SARS and Crypto Tax in South Africa: What You Owe
META: Crypto tax in South Africa: what SARS expects, how gains are calculated, and what you need to keep track of. A plain guide for SA crypto holders.
If you've bought crypto in South Africa, SARS (South African Revenue Services) wants to hear about it. That's not a rumour. It's been official since at least 2018, when SARS issued guidance making clear that crypto gains are taxable. The good news is that the rules aren't as complicated as they sound. The bad news is that most people aren't keeping the records they'll need. Here's a plain-language breakdown of how crypto tax works in South Africa.
How SARS Views Crypto Assets
SARS treats crypto assets as financial instruments, not currency. This is an important distinction. Because crypto is treated as an asset, any gain you make when you sell or exchange it is potentially taxable. The same logic applies when you use crypto to buy something: you're effectively 'selling' your crypto at the current market value. SARS has stated clearly that crypto transactions must be disclosed in your tax return.
Capital Gains Tax vs Income Tax on Crypto
There are two possible tax treatments for crypto gains, and which one applies to you depends on your activity: Income tax (trading): If you're actively buying and selling crypto to make a profit, SARS is likely to classify your gains as revenue income, taxable at your marginal rate (up to 45% for individuals). Capital gains tax (holding): If you bought crypto as a long-term investment and sell later, gains are more likely to qualify for capital gains treatment. The first R40,000 of capital gains per year is excluded (individual annual exclusion - confirm current threshold with SARS or a tax professional, as this may be updated in the annual budget ). Above that, 40% of your net gain is included in your taxable income. The line between these two isn't always clear. How often you trade, your intent at the time of purchase, and how long you held are all factors SARS considers.

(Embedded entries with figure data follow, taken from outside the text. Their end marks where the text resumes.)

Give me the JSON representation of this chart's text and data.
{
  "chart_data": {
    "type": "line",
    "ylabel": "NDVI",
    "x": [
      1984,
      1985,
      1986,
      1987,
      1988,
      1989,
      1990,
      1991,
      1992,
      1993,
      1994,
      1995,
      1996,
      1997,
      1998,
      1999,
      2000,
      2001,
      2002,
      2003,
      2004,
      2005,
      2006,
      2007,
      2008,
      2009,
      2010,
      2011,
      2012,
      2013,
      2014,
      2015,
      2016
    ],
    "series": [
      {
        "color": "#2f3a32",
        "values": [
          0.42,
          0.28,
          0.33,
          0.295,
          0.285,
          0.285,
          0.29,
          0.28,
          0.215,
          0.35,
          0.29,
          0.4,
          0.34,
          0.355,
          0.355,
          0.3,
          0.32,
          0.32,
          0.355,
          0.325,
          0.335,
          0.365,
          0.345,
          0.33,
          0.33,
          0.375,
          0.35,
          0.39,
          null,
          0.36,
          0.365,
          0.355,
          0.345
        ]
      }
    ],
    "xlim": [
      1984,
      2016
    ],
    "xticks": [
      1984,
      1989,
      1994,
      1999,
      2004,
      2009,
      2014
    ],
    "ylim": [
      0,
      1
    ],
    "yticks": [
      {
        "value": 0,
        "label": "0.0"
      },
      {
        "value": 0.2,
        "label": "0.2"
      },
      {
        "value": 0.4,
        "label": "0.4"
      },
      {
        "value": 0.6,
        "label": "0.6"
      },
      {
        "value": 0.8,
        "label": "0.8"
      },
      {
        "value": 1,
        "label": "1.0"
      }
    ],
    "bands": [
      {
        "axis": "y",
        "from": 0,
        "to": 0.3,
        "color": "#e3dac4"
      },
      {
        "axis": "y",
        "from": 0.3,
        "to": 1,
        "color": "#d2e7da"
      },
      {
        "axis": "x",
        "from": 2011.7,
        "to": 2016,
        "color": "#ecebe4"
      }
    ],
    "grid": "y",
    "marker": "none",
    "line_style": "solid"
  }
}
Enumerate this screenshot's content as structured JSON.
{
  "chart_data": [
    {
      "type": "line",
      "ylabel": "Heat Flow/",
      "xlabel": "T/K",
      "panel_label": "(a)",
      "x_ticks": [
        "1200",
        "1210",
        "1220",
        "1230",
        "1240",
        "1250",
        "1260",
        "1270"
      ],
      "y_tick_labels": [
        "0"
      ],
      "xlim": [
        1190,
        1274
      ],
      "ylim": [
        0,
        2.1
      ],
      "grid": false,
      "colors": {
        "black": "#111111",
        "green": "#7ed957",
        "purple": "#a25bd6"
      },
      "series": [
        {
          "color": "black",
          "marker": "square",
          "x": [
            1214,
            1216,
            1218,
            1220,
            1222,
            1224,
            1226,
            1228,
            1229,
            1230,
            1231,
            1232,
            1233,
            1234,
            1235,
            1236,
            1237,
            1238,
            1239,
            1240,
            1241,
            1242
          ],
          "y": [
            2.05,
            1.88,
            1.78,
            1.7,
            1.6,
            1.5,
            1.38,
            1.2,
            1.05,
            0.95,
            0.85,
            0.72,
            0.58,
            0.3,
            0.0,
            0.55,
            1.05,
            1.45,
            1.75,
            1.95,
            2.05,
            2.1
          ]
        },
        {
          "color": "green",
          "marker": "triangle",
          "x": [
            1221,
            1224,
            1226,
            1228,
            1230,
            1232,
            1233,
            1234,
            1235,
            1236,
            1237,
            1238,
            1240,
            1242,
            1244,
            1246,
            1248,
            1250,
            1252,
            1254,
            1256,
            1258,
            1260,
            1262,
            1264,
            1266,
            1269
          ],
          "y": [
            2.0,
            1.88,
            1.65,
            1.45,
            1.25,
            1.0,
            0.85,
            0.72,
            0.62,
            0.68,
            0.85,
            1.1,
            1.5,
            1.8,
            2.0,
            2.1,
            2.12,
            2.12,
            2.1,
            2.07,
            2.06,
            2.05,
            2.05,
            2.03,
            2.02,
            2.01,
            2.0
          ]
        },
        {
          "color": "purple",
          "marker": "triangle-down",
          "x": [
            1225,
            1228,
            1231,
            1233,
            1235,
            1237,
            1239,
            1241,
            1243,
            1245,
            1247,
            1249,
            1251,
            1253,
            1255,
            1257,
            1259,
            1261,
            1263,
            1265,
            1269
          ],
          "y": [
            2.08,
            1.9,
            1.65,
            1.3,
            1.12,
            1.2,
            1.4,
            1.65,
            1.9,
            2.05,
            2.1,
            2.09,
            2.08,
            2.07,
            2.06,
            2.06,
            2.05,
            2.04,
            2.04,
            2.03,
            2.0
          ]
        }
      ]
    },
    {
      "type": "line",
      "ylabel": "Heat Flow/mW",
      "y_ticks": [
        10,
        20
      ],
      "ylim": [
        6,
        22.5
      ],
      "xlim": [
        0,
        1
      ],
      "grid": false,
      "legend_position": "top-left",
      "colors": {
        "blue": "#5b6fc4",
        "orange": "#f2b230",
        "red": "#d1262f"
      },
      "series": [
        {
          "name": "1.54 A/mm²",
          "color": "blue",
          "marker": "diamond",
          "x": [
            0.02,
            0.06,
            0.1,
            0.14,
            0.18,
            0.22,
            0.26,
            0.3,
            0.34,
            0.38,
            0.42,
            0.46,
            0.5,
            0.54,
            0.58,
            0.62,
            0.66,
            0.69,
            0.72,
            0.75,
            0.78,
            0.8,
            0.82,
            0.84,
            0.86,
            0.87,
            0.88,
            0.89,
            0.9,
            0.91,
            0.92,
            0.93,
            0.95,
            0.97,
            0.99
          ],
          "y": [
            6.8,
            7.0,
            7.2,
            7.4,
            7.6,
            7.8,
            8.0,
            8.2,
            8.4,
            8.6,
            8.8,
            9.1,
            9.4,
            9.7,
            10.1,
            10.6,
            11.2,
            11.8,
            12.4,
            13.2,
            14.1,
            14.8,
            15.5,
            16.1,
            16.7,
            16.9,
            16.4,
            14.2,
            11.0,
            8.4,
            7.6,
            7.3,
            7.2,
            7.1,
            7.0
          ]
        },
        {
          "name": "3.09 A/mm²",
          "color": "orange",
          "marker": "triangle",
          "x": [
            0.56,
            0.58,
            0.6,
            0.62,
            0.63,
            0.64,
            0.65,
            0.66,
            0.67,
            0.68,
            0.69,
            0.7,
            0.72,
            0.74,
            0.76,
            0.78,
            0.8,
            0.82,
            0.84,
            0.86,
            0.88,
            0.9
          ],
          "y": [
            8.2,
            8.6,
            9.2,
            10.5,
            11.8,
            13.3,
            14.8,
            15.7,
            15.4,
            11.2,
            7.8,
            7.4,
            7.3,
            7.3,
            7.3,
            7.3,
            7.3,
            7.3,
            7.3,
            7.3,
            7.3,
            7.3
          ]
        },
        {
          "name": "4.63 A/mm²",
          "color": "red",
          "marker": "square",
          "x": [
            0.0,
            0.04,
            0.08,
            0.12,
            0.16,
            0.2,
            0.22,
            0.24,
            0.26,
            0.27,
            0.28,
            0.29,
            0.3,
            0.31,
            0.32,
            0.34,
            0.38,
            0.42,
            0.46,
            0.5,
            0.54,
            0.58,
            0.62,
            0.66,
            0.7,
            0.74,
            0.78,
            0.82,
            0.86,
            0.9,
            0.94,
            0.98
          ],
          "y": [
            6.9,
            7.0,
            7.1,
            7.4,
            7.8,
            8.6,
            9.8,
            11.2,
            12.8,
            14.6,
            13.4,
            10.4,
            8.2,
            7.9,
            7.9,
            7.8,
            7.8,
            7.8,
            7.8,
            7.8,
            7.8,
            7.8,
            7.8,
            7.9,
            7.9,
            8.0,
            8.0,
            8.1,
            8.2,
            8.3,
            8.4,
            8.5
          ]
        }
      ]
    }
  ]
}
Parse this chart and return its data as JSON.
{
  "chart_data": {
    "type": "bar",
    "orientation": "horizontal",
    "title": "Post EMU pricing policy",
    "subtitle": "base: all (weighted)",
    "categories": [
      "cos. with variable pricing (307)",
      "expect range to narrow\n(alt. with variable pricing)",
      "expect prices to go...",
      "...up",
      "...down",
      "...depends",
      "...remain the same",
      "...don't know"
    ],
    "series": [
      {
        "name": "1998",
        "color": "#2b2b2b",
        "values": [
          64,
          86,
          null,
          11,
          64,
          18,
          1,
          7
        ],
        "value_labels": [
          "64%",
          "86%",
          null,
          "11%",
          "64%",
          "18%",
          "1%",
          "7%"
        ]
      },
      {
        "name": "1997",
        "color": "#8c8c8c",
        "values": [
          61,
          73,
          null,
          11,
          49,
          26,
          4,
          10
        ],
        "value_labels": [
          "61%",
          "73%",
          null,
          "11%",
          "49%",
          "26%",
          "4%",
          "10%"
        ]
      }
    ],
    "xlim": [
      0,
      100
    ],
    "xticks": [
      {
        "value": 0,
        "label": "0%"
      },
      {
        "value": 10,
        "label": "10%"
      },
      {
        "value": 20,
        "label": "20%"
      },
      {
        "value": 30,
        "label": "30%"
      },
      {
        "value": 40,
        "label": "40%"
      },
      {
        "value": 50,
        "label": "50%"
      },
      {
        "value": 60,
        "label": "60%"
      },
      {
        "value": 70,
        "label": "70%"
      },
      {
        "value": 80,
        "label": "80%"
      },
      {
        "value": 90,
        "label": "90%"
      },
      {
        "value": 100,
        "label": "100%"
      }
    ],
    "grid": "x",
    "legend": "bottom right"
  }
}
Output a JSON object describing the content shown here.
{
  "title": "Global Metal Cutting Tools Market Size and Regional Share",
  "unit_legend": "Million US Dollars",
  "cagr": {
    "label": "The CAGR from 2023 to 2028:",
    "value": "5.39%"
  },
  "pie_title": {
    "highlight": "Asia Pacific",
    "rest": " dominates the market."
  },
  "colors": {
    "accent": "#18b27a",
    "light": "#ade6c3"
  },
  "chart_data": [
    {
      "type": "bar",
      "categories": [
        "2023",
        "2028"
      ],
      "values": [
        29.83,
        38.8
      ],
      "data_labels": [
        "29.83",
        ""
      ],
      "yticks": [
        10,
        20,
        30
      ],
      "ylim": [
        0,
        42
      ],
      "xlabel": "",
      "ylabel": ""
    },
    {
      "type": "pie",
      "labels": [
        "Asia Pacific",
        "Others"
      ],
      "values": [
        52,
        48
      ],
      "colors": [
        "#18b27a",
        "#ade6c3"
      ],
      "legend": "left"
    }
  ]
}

What Counts as a Taxable Event?
A taxable event is anything that triggers a gain or loss calculation. In South Africa, that includes: Selling crypto for ZAR. Swapping one crypto for another (e.g., Bitcoin for Ethereum). You're disposing of one asset and acquiring another. Using crypto to pay for goods or services. Receiving crypto as payment for work (this is income at the market value at the time of receipt). Simply holding crypto is not a taxable event. You only crystallise a gain or loss when you do something with it.
What Records Do You Need to Keep?
This is where most people fall short. You need to keep: The date of every transaction. The amount and type of crypto involved. The ZAR value at the time of the transaction. Any fees paid. The platform or wallet used. Most crypto platforms let you export a full transaction history. Do this regularly. Don't wait until tax season to try to reconstruct months of activity.
The Bottom Line
Crypto tax in South Africa is real, it's been formalised, and SARS is paying attention. The rules aren't designed to punish you. They're designed to bring crypto into the same framework as other assets. Keep your records. Understand whether your activity looks more like trading or investing. And if you're unsure, speak to a tax professional before it becomes a problem.
This content is educational and does not constitute financial or tax advice. Tax treatment depends on your individual circumstances. Speak to a registered tax professional for guidance specific to your situation.